Baca juga: Gubernur Jenderal VOC Jadi Korban Wabah Penyakit
Hanna mencontohkan pedagang-pedagang semula membeli 1 bahar (500 pon) rempah-rempah seharga R$ 45–60 atas nama kompeni, kemudian meminta pada si penjual untuk menyerahkan 550 atau 600 pon. Selisih berat yang berkisar 50 hingga 100 pon itu lalu dikirimkan dengan kapal-kapal kompeni sebagai muatan pribadi dan dijual untuk keuntungan sendiri, dengan membagi keuntungan –bila perlu– dengan kaki tangan mereka.
“Setelah perdagangan rempah-rempah ini lama-kelamaan menjadi lebih teratur, menjadi rutin pula pegawai-pegawai kompeni menuntut 10–20% dari semua pengiriman, memisahkan 10% untuk penguasa daerah dan para pengawas pribumi, dan membeli sisanya dari produsen-produsen yang sebenarnya dengan harga yang telah ditetapkan, yang mungkin berupa satu atau dua meter bahan tekstil/kain murah untuk setiap pekerja,” tulis Hanna. Sistem ini kemudian lebih dikembangkan lagi demi kepentingan pejabat-pejabat kompeni dan para penguasa adat tradisional, namun juga menjadi kerugian bagi VOC itu sendiri dan penduduk umumnya.
Korupsi yang menjalar bagaikan wabah di tubuh kompeni kerap dianggap sebagai penyebab keruntuhan VOC. Ko Unoki dalam Mergers, Acquisitions and Global Empires: Tolerance, Diversity, and the Success of M&A menulis kurangnya tata kelola perusahaan memungkinkan korupsi meluas di antara para pejabat dan pegawai VOC, termasuk para pelaut dan gubernur jenderal, yang secara teratur mengeruk harta karun yang dibeli dan dirampas dari berbagai pelayaran untuk diri sendiri.

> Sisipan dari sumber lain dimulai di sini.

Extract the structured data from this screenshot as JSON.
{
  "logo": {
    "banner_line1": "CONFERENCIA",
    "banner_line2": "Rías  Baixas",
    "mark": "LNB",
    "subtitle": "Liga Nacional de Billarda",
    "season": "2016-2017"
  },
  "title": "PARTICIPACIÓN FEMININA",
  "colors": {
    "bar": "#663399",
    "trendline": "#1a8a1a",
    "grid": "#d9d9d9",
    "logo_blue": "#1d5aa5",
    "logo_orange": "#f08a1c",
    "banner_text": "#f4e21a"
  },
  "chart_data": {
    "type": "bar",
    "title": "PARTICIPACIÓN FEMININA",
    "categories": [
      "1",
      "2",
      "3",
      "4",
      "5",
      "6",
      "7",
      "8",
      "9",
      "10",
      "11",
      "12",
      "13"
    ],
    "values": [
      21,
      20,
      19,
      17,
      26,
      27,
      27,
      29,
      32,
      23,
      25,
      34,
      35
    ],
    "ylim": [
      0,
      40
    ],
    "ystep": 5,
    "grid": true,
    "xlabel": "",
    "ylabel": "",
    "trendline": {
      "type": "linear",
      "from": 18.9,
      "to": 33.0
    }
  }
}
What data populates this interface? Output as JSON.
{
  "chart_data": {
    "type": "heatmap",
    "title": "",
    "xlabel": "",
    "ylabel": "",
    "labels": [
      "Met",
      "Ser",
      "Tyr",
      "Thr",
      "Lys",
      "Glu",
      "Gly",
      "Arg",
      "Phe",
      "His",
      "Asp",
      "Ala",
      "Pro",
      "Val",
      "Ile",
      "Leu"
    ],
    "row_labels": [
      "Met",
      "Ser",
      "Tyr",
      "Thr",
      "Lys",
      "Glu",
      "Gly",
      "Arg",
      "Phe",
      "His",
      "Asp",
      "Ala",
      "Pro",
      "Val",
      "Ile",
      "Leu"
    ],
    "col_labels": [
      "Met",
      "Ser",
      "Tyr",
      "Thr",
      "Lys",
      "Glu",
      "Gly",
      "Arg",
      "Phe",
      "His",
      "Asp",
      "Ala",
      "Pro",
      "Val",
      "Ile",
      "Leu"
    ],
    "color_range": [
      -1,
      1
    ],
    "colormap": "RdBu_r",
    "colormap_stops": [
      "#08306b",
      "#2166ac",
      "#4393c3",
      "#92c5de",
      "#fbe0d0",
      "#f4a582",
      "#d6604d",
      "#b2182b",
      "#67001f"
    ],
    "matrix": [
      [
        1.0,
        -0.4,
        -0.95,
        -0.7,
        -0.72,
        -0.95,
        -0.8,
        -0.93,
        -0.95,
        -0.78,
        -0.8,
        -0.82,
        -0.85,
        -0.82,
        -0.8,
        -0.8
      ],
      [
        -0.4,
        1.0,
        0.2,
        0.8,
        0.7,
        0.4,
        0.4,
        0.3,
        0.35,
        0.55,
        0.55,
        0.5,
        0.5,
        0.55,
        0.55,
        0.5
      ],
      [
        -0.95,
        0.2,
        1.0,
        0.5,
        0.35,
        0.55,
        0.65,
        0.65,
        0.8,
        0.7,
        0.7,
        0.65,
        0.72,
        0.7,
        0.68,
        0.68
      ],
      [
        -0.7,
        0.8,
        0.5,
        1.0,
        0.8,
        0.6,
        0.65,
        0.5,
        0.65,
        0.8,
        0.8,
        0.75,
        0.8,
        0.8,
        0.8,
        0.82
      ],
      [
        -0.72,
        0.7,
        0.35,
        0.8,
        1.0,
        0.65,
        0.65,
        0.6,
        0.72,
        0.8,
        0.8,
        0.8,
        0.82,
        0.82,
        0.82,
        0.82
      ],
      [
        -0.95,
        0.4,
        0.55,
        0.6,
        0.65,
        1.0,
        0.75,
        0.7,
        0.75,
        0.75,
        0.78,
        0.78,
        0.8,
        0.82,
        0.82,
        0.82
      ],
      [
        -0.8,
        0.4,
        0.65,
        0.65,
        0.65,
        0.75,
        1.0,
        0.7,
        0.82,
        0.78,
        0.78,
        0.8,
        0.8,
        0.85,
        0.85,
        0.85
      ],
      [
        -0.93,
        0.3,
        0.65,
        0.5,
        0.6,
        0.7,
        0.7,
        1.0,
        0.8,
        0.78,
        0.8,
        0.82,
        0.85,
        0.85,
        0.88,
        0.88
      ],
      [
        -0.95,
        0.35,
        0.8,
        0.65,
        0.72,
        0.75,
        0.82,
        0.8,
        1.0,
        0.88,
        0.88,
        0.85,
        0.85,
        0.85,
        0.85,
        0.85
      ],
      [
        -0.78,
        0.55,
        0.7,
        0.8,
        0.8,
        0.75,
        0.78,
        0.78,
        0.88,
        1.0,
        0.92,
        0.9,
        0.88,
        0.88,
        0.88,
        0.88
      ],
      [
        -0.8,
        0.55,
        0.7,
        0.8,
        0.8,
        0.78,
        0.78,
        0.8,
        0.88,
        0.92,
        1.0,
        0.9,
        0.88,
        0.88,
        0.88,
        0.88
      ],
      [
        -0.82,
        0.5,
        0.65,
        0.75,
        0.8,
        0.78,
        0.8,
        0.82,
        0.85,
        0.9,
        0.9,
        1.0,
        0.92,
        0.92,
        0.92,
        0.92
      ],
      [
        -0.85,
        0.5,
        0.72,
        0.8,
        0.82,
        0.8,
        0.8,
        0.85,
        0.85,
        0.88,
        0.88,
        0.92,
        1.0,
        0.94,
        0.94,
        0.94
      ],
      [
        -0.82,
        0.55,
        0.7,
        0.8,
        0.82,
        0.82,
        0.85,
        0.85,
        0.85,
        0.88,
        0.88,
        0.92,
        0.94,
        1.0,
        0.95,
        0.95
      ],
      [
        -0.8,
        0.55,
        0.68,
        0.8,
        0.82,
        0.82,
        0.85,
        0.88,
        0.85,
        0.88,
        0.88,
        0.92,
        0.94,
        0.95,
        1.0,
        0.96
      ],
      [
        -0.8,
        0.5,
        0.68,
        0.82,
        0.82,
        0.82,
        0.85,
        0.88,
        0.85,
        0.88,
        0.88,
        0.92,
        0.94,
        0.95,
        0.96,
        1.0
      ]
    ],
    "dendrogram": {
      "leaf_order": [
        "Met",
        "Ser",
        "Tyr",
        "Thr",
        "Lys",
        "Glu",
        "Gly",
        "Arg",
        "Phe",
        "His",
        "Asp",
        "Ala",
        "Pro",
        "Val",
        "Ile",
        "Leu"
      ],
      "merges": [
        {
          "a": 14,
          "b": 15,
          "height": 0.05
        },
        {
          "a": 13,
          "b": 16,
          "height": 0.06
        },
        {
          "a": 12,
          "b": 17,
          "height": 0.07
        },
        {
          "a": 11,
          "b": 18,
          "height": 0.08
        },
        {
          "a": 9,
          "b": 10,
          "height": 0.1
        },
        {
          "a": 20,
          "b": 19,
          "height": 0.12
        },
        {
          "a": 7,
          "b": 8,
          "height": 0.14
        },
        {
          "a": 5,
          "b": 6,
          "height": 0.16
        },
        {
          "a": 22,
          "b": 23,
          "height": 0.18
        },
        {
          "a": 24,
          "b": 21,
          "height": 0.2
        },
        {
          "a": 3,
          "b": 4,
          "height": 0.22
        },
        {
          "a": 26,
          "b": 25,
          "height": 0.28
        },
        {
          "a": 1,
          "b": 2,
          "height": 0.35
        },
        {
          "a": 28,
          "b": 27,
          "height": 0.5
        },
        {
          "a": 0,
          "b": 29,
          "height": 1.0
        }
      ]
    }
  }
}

“Perlakuan kikir para pelaut, bersama dengan kemampuan para petinggi seperti gubernur jenderal untuk menciptakan daerah kekuasaan pribadi mereka sendiri yang sebagian besar berada di luar jangkauan majikan mereka di Belanda, tak pelak lagi mendorong terjadinya korupsi,” tulis Unoki. Praktik korupsi yang parah membuat VOC diplesetkan menjadi Vergaan Onder Corruptie yang berarti binasa oleh korupsi.
Baca juga: Toleransi Beragama Gubernur Jenderal Joan Maetsuycker
Sejumlah gubernur jenderal VOC yang dituding melakukan korupsi di antaranya Cornelis Janszoon Speelman (menjabat 1681–1684). Speelman, yang lahir di Rotterdam, 3 Maret 1628, dikenal sebagai pemimpin ekspedisi militer untuk ekspansi VOC di Nusantara. Namanya tercatat dalam penaklukkan Kesultanan Gowa dan Makassar, Ambon, Banda, dan Ternate.
Mantan gubernur di wilayah Ceylon (kini Sri Lanka) dan anggota Dewan Hindia itu juga pernah dikirim ke Jawa Timur pada akhir tahun 1676 untuk menangani kericuhan yang ditimbulkan oleh Trunajaya dan Pangeran Puger dari Mataram. Namun, setahun kemudian Speelman ditarik kembali ke Batavia meski perlawanan Trunajaya masih terus berlangsung.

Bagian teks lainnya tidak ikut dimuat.